What do bioluminescence, body tech, robotics, liquid nitrogen and space have in common?
Researchers’ Night at CERN. Tonight, CERN will be open to the general public to celebrate science, for the eighth year.
From 5 p.m. to 11 p.m. at the Globe of Science and Innovation, visitors can program their own robot and be amazed by bioluminescence, watch science documentaries and prize-winning short films, and visit different parts of CERN.
Matthias Maurer, European Space Agency astronaut, and Mercedes Paniccia, Senior Research Associate for the AMS space experiment will debate “Why do science in space?” (in French, with English interpretation).

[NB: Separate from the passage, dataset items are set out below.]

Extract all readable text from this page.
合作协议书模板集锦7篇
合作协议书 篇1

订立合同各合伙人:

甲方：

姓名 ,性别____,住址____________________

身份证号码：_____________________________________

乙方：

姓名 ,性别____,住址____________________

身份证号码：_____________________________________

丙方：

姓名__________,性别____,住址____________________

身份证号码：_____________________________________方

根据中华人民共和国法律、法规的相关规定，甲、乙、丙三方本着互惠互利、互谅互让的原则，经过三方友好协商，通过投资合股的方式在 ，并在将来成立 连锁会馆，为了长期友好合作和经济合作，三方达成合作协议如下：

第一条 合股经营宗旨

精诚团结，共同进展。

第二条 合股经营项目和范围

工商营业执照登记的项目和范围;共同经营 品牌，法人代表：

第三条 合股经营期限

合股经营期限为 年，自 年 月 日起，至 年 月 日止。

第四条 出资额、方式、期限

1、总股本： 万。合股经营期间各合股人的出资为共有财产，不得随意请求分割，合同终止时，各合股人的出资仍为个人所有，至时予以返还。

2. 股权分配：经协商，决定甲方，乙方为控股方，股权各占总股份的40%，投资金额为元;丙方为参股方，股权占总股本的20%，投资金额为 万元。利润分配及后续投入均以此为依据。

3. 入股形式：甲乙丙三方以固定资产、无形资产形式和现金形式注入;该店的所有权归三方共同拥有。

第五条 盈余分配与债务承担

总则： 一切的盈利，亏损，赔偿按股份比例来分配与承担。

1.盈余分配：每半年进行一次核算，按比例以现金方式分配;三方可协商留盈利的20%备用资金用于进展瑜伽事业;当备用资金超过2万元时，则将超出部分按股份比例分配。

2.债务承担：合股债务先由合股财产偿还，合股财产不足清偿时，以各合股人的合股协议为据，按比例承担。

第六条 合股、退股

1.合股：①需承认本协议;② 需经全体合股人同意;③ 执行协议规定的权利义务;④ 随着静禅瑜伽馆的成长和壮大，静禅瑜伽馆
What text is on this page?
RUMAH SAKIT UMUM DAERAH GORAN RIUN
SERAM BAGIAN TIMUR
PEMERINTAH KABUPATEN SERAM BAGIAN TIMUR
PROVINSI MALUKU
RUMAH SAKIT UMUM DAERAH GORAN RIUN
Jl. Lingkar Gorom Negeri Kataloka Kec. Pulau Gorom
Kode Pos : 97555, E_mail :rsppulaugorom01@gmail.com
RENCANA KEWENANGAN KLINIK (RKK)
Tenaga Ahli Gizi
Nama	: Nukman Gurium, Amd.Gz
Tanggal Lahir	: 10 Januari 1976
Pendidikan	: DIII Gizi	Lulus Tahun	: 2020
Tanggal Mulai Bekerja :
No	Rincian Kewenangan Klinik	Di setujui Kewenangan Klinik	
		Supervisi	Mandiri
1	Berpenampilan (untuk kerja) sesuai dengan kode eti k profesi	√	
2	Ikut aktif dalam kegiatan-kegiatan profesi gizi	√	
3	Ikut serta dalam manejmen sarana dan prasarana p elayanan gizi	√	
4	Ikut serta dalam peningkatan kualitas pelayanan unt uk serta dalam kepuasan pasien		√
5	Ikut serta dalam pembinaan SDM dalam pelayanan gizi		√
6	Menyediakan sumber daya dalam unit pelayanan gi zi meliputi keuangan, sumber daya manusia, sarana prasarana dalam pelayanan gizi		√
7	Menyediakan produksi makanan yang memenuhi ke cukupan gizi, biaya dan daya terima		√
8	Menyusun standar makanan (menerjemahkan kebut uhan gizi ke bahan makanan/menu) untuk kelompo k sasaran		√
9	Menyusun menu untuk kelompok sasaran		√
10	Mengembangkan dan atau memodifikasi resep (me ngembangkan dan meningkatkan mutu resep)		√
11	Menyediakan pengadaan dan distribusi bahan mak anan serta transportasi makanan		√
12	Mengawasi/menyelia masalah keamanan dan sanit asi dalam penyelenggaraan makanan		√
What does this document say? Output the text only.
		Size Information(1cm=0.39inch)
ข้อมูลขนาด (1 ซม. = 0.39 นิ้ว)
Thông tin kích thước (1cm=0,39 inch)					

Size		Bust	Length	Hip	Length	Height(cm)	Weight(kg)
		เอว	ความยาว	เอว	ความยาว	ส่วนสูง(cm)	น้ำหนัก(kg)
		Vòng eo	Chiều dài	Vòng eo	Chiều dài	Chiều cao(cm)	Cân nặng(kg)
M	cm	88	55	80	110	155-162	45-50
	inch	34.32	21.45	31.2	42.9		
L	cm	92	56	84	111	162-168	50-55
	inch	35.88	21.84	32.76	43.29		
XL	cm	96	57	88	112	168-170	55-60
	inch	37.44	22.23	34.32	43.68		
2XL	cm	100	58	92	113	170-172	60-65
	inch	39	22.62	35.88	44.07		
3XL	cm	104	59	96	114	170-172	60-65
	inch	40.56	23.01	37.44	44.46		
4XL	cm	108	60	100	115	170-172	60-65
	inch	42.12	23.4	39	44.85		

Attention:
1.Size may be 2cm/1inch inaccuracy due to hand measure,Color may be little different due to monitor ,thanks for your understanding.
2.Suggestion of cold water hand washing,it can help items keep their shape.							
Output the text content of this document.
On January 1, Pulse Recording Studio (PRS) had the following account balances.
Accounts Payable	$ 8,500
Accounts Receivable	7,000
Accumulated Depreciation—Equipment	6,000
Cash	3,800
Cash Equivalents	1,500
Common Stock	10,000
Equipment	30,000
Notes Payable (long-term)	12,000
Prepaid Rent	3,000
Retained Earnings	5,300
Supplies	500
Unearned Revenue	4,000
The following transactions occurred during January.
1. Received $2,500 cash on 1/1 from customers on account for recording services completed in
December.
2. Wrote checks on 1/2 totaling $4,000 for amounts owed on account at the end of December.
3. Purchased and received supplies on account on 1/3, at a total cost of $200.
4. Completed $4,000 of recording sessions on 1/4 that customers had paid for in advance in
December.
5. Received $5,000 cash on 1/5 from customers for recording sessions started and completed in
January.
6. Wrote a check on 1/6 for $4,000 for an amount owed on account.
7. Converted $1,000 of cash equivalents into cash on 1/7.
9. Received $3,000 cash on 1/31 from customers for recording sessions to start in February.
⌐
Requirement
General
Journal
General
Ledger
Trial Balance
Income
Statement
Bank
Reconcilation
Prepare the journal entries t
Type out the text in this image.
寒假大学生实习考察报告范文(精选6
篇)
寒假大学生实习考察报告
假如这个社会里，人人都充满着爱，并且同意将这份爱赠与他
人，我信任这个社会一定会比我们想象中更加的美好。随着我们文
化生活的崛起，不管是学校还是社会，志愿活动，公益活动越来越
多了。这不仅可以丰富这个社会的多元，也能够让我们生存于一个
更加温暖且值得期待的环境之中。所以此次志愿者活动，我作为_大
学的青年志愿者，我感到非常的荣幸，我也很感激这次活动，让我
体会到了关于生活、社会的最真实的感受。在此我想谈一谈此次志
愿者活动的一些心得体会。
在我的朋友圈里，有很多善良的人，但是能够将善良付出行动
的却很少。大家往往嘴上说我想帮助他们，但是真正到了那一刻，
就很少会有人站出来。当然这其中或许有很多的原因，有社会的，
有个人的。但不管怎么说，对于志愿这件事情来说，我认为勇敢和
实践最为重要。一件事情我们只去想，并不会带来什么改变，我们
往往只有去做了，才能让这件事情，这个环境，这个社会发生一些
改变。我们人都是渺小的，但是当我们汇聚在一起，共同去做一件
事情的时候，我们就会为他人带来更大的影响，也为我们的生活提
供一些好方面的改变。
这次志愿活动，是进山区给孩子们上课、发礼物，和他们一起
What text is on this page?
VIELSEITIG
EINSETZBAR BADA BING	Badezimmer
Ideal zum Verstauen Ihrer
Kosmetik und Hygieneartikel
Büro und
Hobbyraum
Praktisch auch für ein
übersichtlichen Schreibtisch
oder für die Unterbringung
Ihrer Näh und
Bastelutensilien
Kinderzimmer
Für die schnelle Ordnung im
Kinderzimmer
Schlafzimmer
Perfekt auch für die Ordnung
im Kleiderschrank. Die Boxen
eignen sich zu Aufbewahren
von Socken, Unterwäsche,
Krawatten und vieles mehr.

For those unable to travel to CERN, there will be virtual tours of experiments via Facebook Live (available in several languages):
- 6 p.m. - CERN Data Centre, where all the data from all the experiments are stored and shared using the world’s biggest computing grid for science. Tour in Finnish
- 7 p.m. - ALICE, the experiment that studies quark-gluon plasma, a state of matter thought to have existed just after the Big Bang. Tour in English
- 8 p.m. - CERN Control Centre, the nerve centre from which all of CERN’s accelerators are controlled. Tour in English.
- 9 p.m. - LHCb, the experiment that seeks to understand why we live in a universe that appears to be composed of matter but no antimatter. Tour in Serbian.
- 10 p.m. - CMS, the experiment that, like ATLAS, is exploring the great issues of particle physics and co-discovered the Higgs boson in 2012. Tour in Lithuanian.